Rust for C++ programmers – part 5: borrowed references

[steveklabnik]

I'm not sure what you mean about unique pointers and const-ness. Can you explain? You can make unique pointers mutable:

    fn main() {
        let mut x = ~5;
        *x = *x + 1;
        println!("{:d}", *x);
    }

Or did you mean something else?

[ndeine]

He means immutability when he says "const-ness". There are four possibilities for mutability of a single pointer:

1. The pointer is mutable, but its contents are immutable.

2. The pointer is immutable, but its contents are mutable.

3. The pointer is immutable and the contents are immutable.

4. The pointer is mutable and its contents are mutable.

Right now for owned pointers Rust gives us (3) and (4), but no obvious way to achieve (1) and (2). Although you might argue that the borrowing semantics give us these powers, just not directly with owned pointers - which we shouldn't be using directly if we're asking for that control, we should be lending them out in a well-controlled manner.

[pcwalton]

You can use privacy for (1); admittedly it's a little hokey, but I feel it's not worth the added complexity to add field-level immutability directly into the language since you can use other language features to effectively achieve it. `std::cell::Cell` and `std::cell::RefCell` give you (2).

[azth]

> `std::cell::Cell` and `std::cell::RefCell` give you (2).

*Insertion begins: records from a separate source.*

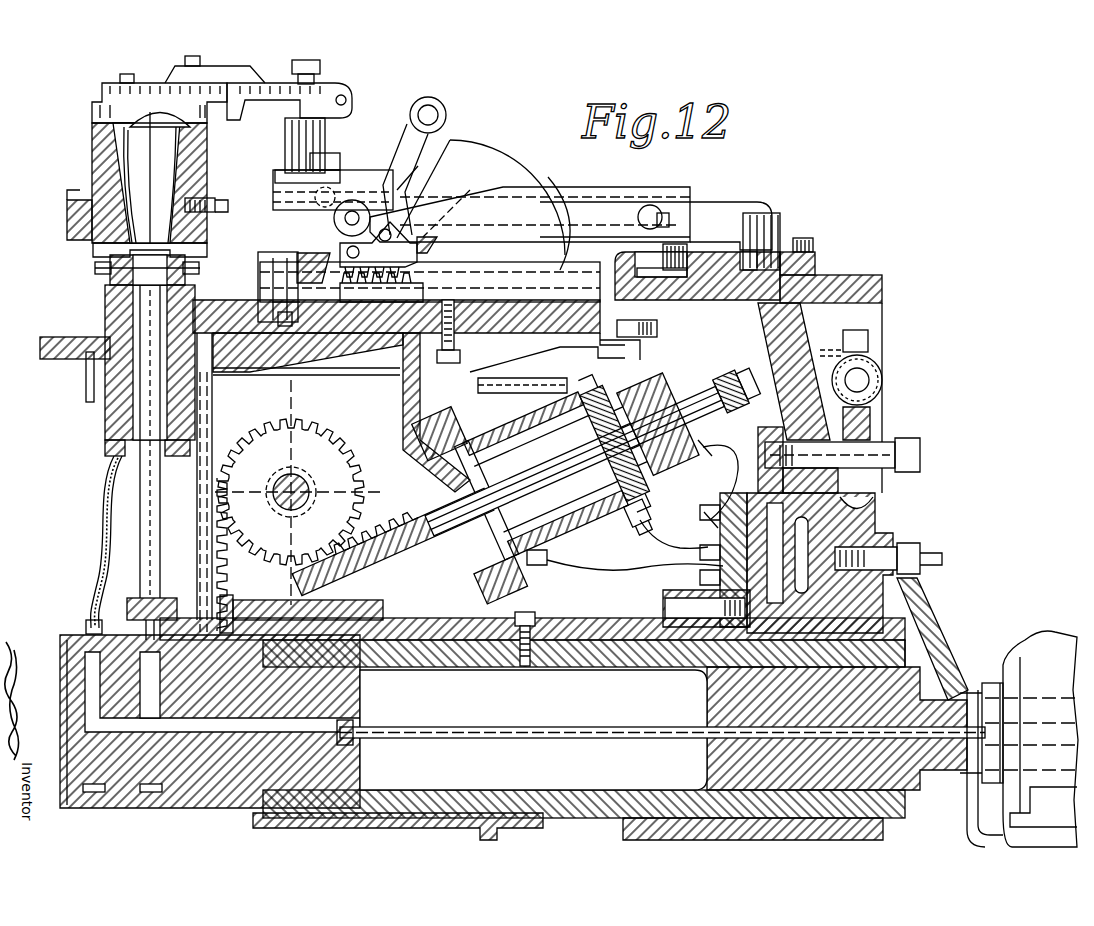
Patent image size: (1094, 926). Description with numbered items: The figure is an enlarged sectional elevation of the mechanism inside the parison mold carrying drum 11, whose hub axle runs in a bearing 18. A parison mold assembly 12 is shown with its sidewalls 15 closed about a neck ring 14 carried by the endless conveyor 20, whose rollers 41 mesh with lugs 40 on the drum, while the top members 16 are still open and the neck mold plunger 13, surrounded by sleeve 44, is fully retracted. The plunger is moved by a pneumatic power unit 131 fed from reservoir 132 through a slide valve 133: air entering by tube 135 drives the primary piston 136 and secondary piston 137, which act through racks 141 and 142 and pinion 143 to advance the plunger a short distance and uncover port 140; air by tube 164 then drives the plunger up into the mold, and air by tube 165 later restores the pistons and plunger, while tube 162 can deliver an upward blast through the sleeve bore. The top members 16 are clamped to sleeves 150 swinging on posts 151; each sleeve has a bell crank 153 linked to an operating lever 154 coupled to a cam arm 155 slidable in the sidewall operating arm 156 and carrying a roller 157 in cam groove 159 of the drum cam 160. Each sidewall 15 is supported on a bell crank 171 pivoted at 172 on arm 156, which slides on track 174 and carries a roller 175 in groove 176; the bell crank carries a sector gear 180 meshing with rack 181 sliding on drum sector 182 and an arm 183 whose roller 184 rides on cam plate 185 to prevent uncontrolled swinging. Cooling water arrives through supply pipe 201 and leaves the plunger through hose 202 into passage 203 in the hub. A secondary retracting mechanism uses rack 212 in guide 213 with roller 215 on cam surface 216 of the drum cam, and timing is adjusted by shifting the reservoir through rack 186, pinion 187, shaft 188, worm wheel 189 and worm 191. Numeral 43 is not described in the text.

The drum 11 is at (45, 348).
The parison mold assembly 12 is at (88, 188).
The neck mold plunger 13 is at (120, 392).
The neck ring 14 is at (95, 268).
The sidewall 15 is at (95, 155).
The top member 16 is at (100, 112).
The bearing 18 is at (1030, 642).
The endless conveyor 20 is at (95, 288).
The lug 40 is at (278, 318).
The roller 41 is at (270, 292).
The collar 43 is at (105, 306).
The sleeve 44 is at (140, 362).
The pneumatic power unit 131 is at (598, 515).
The reservoir 132 is at (878, 504).
The slide valve 133 is at (752, 479).
The tube 135 is at (718, 442).
The primary piston 136 is at (645, 375).
The secondary piston 137 is at (592, 426).
The port 140 is at (636, 508).
The rack 141 is at (438, 524).
The rack 142 is at (215, 515).
The pinion 143 is at (262, 445).
The sleeve 150 is at (325, 150).
The post 151 is at (318, 62).
The bell crank 153 is at (300, 178).
The operating lever 154 is at (466, 200).
The cam arm 155 is at (717, 208).
The mold sidewall operating arm 156 is at (622, 198).
The roller 157 is at (762, 262).
The cam groove 159 is at (752, 265).
The drum cam 160 is at (843, 282).
The tube 162 is at (86, 398).
The tube 164 is at (700, 543).
The tube 165 is at (587, 562).
The bell crank 171 is at (248, 208).
The pivot 172 is at (373, 210).
The track 174 is at (557, 215).
The roller 175 is at (668, 278).
The groove 176 is at (722, 286).
The sector gear 180 is at (380, 225).
The rack 181 is at (455, 272).
The drum sector 182 is at (298, 300).
The arm 183 is at (392, 150).
The roller 184 is at (440, 106).
The cam plate 185 is at (455, 150).
The rack 186 is at (872, 488).
The pinion 187 is at (770, 430).
The shaft 188 is at (830, 447).
The worm wheel 189 is at (868, 412).
The worm 191 is at (872, 372).
The water supply pipe 201 is at (515, 722).
The hose 202 is at (108, 518).
The passage 203 is at (75, 724).
The rack 212 is at (480, 384).
The guide 213 is at (530, 375).
The roller 215 is at (620, 343).
The cam surface 216 is at (655, 319).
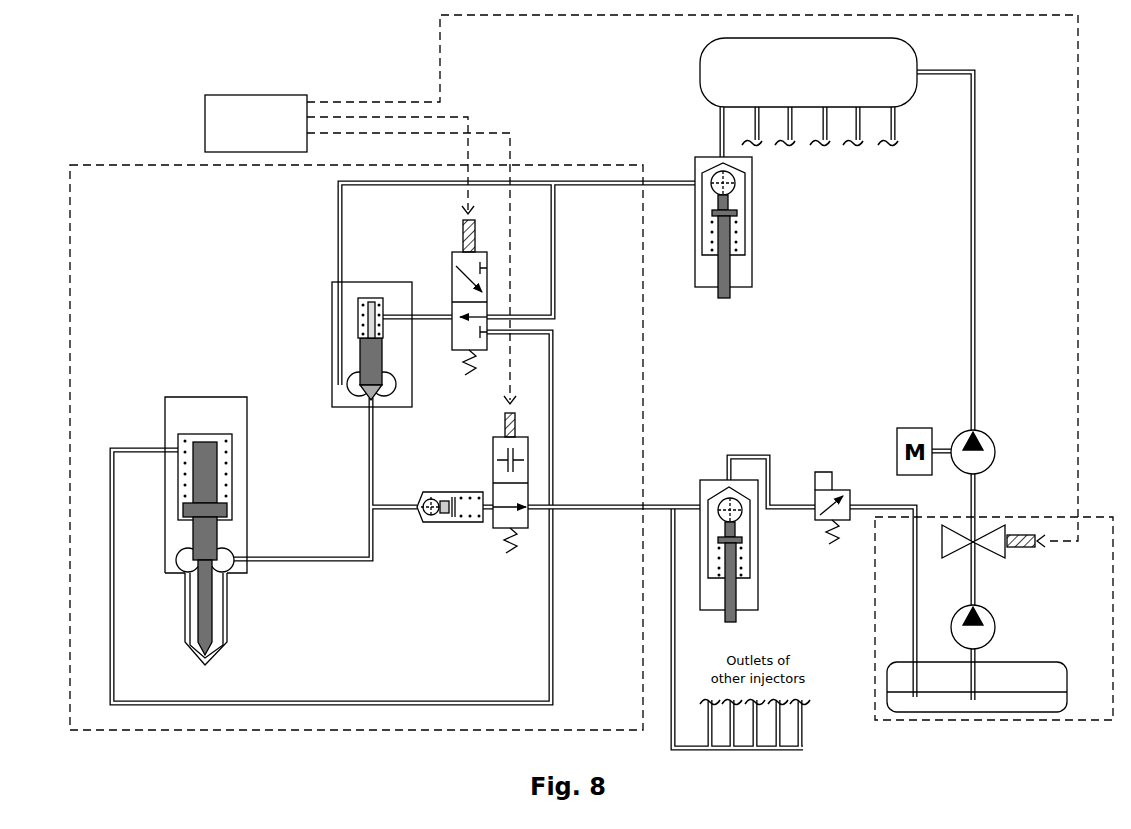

What advantages does (2) provide? Isn't it a potential source of errors?

[pcwalton]

It is, but sometimes you have to do it for practicality. Usually this comes up when people use `Rc<T>`, as that only supports immutable types (so any mutability you want needs to be in the form of `Cell`/`RefCell`).

[azth]

Would it be better to combine both types (e.g. a MutRc<T> type), and get rid of Cell/RefCell?

[pcwalton]

I don't think so, because then you'd get an overconservative iterator invalidation checker. For example:

    struct Foo {
        a: Vec<int>,
        b: Vec<int>,
    }

    let foo = Rc::new(RefCell::new(Foo::new(...)));
    for x in foo.borrow_mut().a.mut_iter() {
        for y in foo.borrow_mut().b.mut_iter() {
            // ^^^ FAILURE: a is already borrowed mutably
        }
    }

The failure happens because the RefCell is checking to make sure there are no two `&mut` references at the same time to `Foo`, to prevent iterator invalidation. But this is silly, because it only needs to prevent access to `a` while you're iterating over it, not both `a` and `b`. Changing the definition of `Foo` to this fixes the problem:

    struct Foo {
        a: RefCell<Vec<int>>,
        b: RefCell<Vec<int>>,
    }

[azth]

Makes sense. Though Cells would really stand out in the code as a potential for race conditions (unless you get a run time failure?). Thanks for the insight.

[pcwalton]

There is a special bound--Share--that is required on thread-safe data structures and forbids Cell/RefCell. The thread-safe equivalents of Cell and RefCell are Atomic and Mutex, respectively.

[steveklabnik]

Ahh, thank you. And yes, that's what I'd argue.